How to make steel in ancient times?

Steel was known in antiquity, and possibly was produced by managing bloomeries and crucibles, or iron-smelting facilities, in which they contained carbon. Carbon steel welded pipe making machine's quality is very good, price is cheap, welcome to SEKO Machinery choose and buy!
The earliest known production of steel are pieces of ironware excavated from an archaeological site in Anatolia (Kaman-Kalehoyuk) and are nearly 4,000 years old, dating from 1800 BC. Horace identifies steel weapons like the falcata in the Iberian Peninsula, while Noric steel was used by the Roman military.

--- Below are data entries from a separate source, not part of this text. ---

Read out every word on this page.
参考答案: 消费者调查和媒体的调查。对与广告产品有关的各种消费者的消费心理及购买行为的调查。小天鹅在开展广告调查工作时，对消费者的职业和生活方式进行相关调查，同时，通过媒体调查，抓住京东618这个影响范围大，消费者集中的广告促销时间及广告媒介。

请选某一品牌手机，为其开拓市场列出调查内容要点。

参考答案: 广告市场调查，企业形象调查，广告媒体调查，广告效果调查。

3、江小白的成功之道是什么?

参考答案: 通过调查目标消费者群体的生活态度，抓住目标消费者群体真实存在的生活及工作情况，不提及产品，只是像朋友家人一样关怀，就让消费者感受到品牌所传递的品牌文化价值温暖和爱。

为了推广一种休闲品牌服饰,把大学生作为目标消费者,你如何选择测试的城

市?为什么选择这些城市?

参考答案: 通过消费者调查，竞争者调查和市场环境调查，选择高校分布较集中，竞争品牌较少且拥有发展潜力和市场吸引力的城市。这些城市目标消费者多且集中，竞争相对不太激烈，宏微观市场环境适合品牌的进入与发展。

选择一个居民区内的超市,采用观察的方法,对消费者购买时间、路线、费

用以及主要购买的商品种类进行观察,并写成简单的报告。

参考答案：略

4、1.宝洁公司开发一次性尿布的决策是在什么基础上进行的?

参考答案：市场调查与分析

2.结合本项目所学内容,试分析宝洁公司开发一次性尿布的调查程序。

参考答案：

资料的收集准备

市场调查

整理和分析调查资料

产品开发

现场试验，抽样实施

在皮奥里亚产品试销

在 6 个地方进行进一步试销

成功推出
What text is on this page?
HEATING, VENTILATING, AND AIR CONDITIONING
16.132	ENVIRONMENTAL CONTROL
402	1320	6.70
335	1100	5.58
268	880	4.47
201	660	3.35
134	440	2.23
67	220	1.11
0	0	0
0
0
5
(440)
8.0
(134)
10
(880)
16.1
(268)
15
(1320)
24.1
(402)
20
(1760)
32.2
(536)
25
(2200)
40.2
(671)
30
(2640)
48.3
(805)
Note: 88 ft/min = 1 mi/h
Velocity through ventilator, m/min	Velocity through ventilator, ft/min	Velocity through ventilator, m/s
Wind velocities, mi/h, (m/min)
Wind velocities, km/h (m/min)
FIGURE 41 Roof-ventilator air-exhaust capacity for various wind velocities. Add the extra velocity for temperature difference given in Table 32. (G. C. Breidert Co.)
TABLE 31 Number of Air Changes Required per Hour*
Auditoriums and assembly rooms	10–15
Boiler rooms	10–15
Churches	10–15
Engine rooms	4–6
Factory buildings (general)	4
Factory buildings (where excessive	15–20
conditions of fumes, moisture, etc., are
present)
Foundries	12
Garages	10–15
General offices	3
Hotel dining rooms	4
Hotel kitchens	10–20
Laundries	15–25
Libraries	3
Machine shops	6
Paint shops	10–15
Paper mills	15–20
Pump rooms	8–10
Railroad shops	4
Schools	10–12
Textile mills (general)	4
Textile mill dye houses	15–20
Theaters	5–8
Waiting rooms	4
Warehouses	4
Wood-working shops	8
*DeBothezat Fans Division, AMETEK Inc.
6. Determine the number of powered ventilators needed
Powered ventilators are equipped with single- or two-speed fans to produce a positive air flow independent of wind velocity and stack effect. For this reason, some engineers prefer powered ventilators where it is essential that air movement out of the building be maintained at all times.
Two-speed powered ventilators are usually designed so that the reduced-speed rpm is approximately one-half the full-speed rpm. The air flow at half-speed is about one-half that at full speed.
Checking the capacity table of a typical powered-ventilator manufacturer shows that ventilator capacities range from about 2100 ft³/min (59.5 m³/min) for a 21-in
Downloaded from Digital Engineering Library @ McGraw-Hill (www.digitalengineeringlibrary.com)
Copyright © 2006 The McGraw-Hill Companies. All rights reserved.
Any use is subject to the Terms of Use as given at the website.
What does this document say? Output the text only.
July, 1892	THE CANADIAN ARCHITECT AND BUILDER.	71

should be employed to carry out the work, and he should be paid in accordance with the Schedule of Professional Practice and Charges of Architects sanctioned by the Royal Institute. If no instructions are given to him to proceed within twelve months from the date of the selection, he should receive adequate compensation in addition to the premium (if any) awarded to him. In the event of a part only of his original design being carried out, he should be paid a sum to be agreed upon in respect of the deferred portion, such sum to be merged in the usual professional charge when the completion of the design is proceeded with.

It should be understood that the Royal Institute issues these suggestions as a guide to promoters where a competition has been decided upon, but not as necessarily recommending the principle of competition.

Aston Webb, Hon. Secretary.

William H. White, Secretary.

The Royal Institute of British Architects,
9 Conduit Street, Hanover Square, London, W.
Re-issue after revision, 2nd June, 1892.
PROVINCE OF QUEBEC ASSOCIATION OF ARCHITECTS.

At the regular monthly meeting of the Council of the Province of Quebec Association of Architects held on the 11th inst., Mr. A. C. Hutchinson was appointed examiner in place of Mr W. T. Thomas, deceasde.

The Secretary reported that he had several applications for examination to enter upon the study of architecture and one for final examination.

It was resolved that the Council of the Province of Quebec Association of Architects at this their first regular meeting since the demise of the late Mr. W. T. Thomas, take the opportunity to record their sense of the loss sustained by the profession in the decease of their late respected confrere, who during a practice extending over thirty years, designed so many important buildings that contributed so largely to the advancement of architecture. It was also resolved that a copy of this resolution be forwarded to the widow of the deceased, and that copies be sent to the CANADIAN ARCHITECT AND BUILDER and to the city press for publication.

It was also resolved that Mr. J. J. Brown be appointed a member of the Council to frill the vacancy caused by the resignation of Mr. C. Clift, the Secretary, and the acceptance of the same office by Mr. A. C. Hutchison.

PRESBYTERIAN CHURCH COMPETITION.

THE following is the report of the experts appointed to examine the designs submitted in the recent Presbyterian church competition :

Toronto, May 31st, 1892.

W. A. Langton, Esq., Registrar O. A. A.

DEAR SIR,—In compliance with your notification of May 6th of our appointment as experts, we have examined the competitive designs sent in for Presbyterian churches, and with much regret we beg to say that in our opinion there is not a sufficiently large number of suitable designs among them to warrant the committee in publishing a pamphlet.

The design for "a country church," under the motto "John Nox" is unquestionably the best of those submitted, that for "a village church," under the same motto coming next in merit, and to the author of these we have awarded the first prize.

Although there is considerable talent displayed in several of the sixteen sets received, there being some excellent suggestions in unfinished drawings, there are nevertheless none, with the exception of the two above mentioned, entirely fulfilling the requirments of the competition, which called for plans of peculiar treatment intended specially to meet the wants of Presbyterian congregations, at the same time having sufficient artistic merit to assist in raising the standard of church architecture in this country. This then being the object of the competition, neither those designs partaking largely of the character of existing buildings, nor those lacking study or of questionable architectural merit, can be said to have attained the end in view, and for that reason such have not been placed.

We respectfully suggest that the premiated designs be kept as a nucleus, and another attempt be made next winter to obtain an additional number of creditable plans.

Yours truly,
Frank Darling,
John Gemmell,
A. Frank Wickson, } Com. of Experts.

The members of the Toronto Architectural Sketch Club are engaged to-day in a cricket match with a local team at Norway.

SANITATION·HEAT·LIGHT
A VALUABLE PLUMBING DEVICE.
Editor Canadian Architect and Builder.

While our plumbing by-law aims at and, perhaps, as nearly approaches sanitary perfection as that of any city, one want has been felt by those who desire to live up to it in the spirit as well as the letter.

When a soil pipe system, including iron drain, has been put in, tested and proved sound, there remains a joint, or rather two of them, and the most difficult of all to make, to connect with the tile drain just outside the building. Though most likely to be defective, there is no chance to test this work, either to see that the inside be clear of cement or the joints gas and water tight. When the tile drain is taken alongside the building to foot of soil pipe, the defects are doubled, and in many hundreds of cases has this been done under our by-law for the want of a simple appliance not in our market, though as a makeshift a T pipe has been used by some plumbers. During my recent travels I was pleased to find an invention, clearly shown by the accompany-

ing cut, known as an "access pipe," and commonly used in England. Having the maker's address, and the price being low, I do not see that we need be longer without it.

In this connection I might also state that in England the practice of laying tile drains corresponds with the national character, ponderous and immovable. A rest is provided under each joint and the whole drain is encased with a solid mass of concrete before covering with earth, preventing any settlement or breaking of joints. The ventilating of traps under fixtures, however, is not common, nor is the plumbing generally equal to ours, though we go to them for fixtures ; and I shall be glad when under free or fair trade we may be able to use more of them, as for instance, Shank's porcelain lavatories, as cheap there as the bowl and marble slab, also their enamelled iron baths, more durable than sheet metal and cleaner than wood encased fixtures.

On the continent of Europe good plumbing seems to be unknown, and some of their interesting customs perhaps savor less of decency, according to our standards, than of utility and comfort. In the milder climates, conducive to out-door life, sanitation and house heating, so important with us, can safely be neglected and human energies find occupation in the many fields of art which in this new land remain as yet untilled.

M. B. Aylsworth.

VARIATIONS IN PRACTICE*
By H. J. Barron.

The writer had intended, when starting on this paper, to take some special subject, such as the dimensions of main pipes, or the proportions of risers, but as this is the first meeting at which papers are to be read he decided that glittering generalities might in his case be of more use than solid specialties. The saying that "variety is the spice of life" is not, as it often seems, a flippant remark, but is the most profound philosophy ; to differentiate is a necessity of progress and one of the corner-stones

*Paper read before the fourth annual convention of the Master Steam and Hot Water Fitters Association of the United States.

The reputation of Seric iron of South India (wootz steel) amongst the Greeks, Romans, Egyptians, East Africans, Chinese and the Middle East grew considerably. South Indian and Mediterranean sources including Alexander the Great (3rd c. BC) recount the presentation and export to the Greeks of 100 talents of such steel. Metal production sites in Sri Lanka employed wind furnaces driven by the monsoon winds, capable of producing high-carbon steel. Large-scale Wootz steel production in Tamilakam using crucibles and carbon sources such as the plant Avāram occurred by the sixth century BC, the pioneering precursor to modern steel production and metallurgy.
Steel was produced in large quantities in Sparta around 650 BC.
The Chinese of the Warring States period (403–221 BC) had quench-hardened steel, while Chinese of the Han dynasty (202 BC – 220 AD) created steel by melting together wrought iron with cast iron, gaining an ultimate product of a carbon-intermediate steel by the 1st century AD.[24][25] The Haya people of East Africa invented a type of furnace they used to make carbon steel at 1,802 °C (3,276 °F) nearly 2,000 years ago. East African steel has been suggested by Richard Hooker to date back to 1400 BC.